The Earth Day celebration during last weekend has some republicans on campus crying foul.
The College Republican Alliance, upset at being asked to leave the Parade Ground Earth Day festival, said Tuesday even though members were contributing to the event, they were not allowed to participate.
The Student Environmental Action Coaltion, the student organization sponsoring the event, said many Earth Day attendees complained about CRA’s presence.
“If there hadn’t been so many people complaining, I wouldn’t have done anything,” said SEAC treasurer Lee Guilbeau.
CRA handed out pamphlets and flyers that were contrary to SEAC’s position on the environment, bringing an air of negativity to an event planned as a celebration, Guilbeau said.
“We were just wanting to have a good time,” he said.
Andrew Whitley, a CRA member who was present at the festival, said they passed out flyers advocating free trade and tax incentives for corporations to cut back on pollutants instead of mandatory environmental regulations.
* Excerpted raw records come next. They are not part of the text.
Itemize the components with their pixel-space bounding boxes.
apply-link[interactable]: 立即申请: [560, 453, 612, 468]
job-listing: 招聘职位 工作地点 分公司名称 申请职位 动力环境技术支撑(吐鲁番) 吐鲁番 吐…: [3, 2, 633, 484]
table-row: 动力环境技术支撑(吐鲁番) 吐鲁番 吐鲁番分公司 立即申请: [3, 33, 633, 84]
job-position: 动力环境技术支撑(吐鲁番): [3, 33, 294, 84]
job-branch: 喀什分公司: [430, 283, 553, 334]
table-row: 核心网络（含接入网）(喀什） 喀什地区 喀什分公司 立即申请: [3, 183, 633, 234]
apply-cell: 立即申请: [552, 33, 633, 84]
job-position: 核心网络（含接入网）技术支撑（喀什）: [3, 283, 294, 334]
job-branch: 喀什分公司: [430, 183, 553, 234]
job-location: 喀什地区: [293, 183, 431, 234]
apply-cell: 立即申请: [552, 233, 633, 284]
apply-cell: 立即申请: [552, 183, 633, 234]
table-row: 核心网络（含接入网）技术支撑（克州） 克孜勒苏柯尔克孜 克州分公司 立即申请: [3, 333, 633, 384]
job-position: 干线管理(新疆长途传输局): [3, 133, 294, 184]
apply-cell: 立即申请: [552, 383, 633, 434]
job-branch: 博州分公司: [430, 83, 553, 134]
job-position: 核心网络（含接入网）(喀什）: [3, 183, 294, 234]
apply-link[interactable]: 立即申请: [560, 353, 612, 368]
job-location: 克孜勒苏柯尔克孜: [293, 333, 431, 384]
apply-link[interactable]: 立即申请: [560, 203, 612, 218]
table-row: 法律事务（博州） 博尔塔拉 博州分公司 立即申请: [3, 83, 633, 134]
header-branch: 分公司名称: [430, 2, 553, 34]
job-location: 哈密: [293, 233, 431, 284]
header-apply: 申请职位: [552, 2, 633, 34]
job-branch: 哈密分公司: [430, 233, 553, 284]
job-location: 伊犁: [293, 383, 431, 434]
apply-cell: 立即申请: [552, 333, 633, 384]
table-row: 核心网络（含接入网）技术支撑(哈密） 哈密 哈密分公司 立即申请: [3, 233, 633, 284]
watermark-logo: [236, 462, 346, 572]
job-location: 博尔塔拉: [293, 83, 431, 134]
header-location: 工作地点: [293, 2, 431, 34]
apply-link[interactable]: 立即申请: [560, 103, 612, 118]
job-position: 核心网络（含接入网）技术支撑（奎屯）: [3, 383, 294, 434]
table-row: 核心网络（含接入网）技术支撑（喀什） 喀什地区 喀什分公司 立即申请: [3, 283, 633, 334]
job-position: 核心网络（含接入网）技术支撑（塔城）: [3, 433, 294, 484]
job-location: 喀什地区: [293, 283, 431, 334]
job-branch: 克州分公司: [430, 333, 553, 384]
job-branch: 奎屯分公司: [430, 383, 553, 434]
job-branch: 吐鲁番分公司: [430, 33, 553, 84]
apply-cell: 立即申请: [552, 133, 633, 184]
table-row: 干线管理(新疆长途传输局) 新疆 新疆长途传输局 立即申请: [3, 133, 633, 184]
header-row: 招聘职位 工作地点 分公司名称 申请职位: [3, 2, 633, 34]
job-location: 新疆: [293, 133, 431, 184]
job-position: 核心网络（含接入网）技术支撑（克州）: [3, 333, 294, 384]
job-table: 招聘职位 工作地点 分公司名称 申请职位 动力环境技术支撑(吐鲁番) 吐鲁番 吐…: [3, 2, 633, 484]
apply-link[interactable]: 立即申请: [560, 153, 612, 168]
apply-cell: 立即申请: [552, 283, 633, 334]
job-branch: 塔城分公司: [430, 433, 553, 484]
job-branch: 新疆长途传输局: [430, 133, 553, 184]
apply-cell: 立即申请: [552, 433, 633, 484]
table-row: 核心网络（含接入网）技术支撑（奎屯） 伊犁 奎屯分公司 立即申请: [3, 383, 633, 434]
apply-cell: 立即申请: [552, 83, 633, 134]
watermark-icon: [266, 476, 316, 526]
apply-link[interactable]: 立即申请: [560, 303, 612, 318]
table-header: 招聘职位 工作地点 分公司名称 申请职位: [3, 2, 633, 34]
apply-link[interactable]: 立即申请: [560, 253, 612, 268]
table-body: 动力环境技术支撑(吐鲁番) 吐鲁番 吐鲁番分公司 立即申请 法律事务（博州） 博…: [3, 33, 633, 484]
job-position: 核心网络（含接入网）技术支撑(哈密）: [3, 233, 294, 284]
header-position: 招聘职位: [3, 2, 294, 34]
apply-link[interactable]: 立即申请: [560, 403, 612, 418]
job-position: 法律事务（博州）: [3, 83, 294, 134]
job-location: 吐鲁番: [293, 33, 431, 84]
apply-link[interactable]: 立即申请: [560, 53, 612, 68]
One flyer, “The Skeptical Environmentalist,” said many environmental groups exaggerate their claims of water and air pollution, population control and forest deterioration.
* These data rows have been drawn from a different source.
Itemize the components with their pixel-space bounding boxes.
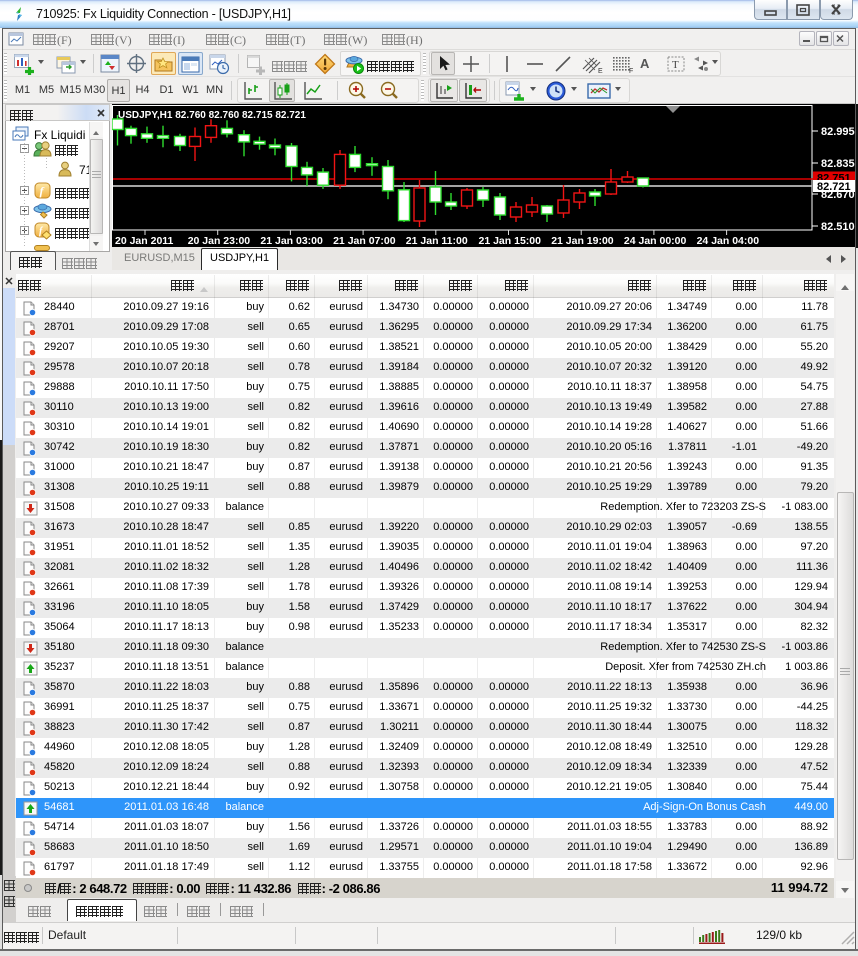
- svg-text:21 Jan 07:00: 21 Jan 07:00: [333, 235, 396, 247]
- svg-text:21 Jan 15:00: 21 Jan 15:00: [479, 235, 542, 247]
- svg-text:82.721: 82.721: [817, 181, 851, 193]
- svg-text:21 Jan 19:00: 21 Jan 19:00: [551, 235, 614, 247]
- svg-text:24 Jan 04:00: 24 Jan 04:00: [697, 235, 760, 247]
- svg-text:24 Jan 00:00: 24 Jan 00:00: [624, 235, 687, 247]
- svg-text:21 Jan 11:00: 21 Jan 11:00: [406, 235, 468, 247]
- svg-text:F: F: [629, 68, 633, 75]
- svg-text:20 Jan 2011: 20 Jan 2011: [115, 235, 174, 247]
- svg-text:USDJPY,H1 82.760 82.760 82.71: USDJPY,H1 82.760 82.760 82.715 82.721: [118, 110, 306, 121]
- svg-text:E: E: [598, 68, 603, 75]
- svg-text:82.835: 82.835: [821, 158, 855, 170]
- svg-text:82.510: 82.510: [821, 221, 855, 233]
- svg-text:21 Jan 03:00: 21 Jan 03:00: [260, 235, 323, 247]
- svg-text:82.995: 82.995: [821, 126, 855, 138]
- svg-text:T: T: [672, 59, 679, 71]
- svg-text:20 Jan 23:00: 20 Jan 23:00: [188, 235, 251, 247]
“Republicans have a bad reputation about the environment,” Whitley said.
By advocating free trade, people get richer, which allows them to afford environmental reform, Whitley said.
“The basic gist is that traditional command-and-control doesn’t work,” Whitley said.
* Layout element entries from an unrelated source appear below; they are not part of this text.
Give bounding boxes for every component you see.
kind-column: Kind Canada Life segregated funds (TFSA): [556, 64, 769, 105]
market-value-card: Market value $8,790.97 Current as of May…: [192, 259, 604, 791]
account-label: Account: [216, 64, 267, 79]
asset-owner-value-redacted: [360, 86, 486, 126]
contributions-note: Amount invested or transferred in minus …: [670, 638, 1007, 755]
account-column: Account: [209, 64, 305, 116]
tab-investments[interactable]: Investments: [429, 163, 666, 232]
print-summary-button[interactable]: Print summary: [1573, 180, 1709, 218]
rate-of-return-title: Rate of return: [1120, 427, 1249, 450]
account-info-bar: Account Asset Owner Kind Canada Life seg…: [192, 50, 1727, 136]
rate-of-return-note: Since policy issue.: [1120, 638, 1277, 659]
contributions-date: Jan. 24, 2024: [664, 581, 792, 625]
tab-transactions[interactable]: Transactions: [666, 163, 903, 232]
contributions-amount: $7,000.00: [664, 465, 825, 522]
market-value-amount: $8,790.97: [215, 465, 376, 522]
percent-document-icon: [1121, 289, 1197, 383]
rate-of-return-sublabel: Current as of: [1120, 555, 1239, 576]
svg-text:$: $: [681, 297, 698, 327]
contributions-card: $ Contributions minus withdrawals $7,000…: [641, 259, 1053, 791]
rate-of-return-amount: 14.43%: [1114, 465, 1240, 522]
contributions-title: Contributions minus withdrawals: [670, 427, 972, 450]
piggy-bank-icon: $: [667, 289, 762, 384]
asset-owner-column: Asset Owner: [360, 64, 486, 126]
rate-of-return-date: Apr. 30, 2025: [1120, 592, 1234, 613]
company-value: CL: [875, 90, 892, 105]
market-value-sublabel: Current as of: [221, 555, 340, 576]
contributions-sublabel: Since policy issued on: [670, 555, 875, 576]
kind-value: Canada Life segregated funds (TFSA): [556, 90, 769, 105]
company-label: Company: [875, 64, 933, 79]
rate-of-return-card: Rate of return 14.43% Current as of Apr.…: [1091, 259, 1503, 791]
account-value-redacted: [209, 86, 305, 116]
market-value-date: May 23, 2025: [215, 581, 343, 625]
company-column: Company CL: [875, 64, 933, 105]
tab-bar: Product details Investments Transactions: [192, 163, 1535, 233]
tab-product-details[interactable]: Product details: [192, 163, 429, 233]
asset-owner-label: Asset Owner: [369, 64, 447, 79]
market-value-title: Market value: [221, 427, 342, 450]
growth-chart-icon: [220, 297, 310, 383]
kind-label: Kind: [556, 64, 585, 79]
The dispute started when CRA passed out jambalaya on styrofoam plates but did not bring recycling bins for trash disposal, Guilbeau said. Styrofoam is not biodegradable, and when it begins to decompose, it releases harmful gases to the ozone layer, he said.
Recycling and composting were two aspects of environmentalism the Earth Day festival was trying to promote, Guilbeau said.
As part of the Earth Day festivities, people signed a petition asking Chartwell’s to quit serving food on styrofoam plates and cups because of the damage styrofoam does to the environment.
Guilbeau said CRA was not there to contribute.
“They know how we feel about styrofoam,” he said.
Whitley agreed the organization should not have brought styrofoam plates but felt the Earth Day organizers had ulterior motives for asking them to leave.
“We got kicked out because it wasn’t a popular opinion,” Whitley said. “They said we weren’t doing anything pertinent to Earth Day. We were. It just wasn’t what their version of environmentalism dogma is.”
Whitley said SEAC’s claims that the event was apolitical are false. The Green Party, Progressive Student Alliance and the Coalition Against the War in Iraq were present, and those groups traditionally favor environmental causes. They were just trying to pick a fight, he said.
“We came out with the intention of positively contributing to the event, and we were not allowed to because we are not in line with extreme environmental groups.” Whitely said. “It was not popular with the people who were there.”
Guilbeau said the republicans’ claim that their free speech was inhibited is not true because they have many more outlets to express their opinion. The republicans were the minority at the event, but they were a minority within the environmental minority.
“They said they were the minority, but liberals are the minority in this country,” Guilbeau said. “They’re in Free Speech Alley every week. That’s their free speech.”